Da Papier jedoch geduldig ist, lässt sich festhalten, dass die Ergebnisse der Evaluierungsmatrix nicht den persönlichen Kontakt und persönlichen Eindruck ersetzen, den ein potenzieller Auftragnehmer hinter seinem schriftlichen Feedback der Angebote abgibt. Deshalb ist es ratsam, mit jedem Partner der Shortlist nochmals die Details des Angebots persönlich durchzusprechen sowie die handelnden Personen kennenzulernen. Wir haben häufig feststellen können, dass Anbieter, die im Ranking der Ergebnisse der Evaluierungsmatrix in der Shortlist auf den ersten Plätzen lagen, aufgrund ihres persönlichen Eindrucks und der Vorstellung der Lösungskonzepte abgefallen sind beziehungsweise weniger überzeugen konnten. Ebenso konnten Anbieter, die im Shortlist-Ranking weiter hinten lagen, ihre Leistungen besser und nachvollziehbarer darlegen und mehr überzeugen und folglich im Ranking nach vorne kommen.

Wenn man sich dann final für einen Partner entschieden hat, geht es darum, den Vertrag und alle Rahmenbedingungen abschließend zu verhandeln. Das geht müheloser, wenn die oben aufgeführten Punkte unter 1) und 2) bereits detailliert beschrieben wurden. Die offenen Punkte sind bekannt und ermöglichen es, zeitnah einen Vertrag unterzeichnen zu können.  

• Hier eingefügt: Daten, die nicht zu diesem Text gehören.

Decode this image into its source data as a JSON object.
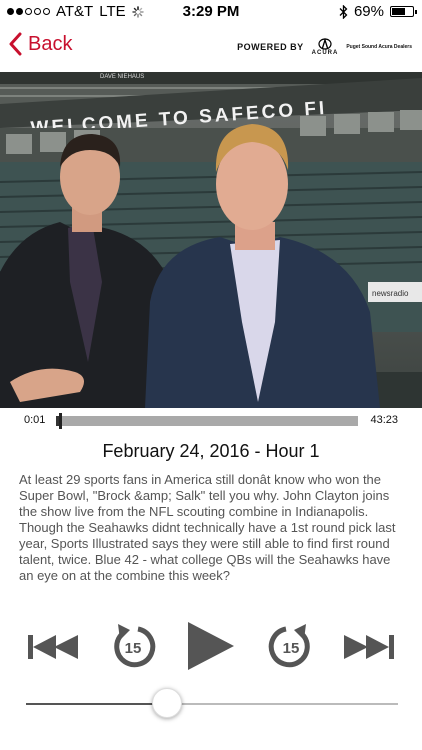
{
  "status_bar": {
    "carrier": "AT&T",
    "network": "LTE",
    "time": "3:29 PM",
    "battery_text": "69%",
    "battery_level": 0.69,
    "signal_bars": 2
  },
  "nav": {
    "back_label": "Back",
    "powered_by": "POWERED BY",
    "sponsor_logo": "ACURA",
    "sponsor_dealer": "Puget Sound Acura Dealers"
  },
  "hero": {
    "stadium_sign": "WELCOME TO SAFECO FI",
    "upper_sign": "DAVE NIEHAUS",
    "side_sign": "newsradio"
  },
  "player": {
    "elapsed": "0:01",
    "total": "43:23",
    "progress": 0.01
  },
  "episode": {
    "title": "February 24, 2016 - Hour 1",
    "description": "At least 29 sports fans in America still donât know who won the Super Bowl, \"Brock &amp; Salk\" tell you why. John Clayton joins the show live from the NFL scouting combine in Indianapolis. Though the Seahawks didnt technically have a 1st round pick last year, Sports Illustrated says they were still able to find first round talent, twice. Blue 42 - what college QBs will the Seahawks have an eye on at the combine this week?"
  },
  "controls": {
    "skip_back_label": "15",
    "skip_forward_label": "15",
    "icon_color": "#555555"
  },
  "volume": {
    "level": 0.38
  },
  "colors": {
    "accent": "#c8102e"
  }
}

Zusammenfassend bleibt zu sagen, dass eine detaillierte Ausarbeitung der Ausschreibung mit klaren Beschreibungen der Anforderungen des Auftraggebers eine sich auszahlende Vorgehensweise ist, um den richtigen neuen Anbieter zu finden. Eine strukturierte Evaluierungsmatrix hilft dabei, konkret festzulegen, welche Kriterien eine Relevanz bei der Bewertung und Analyse der Angebote und der Eingrenzung auf die richtigen Partner haben. Der persönliche Kontakt und das Kennenlernen der beteiligen Personen und Rollen sowie das konkrete Lösungskonzept des Auftragnehmers dienen dann abschließend dazu, sich ein Bild davon zu machen, mit welchem Anbieter die Ziele des Auftraggebers am besten erreicht werden können.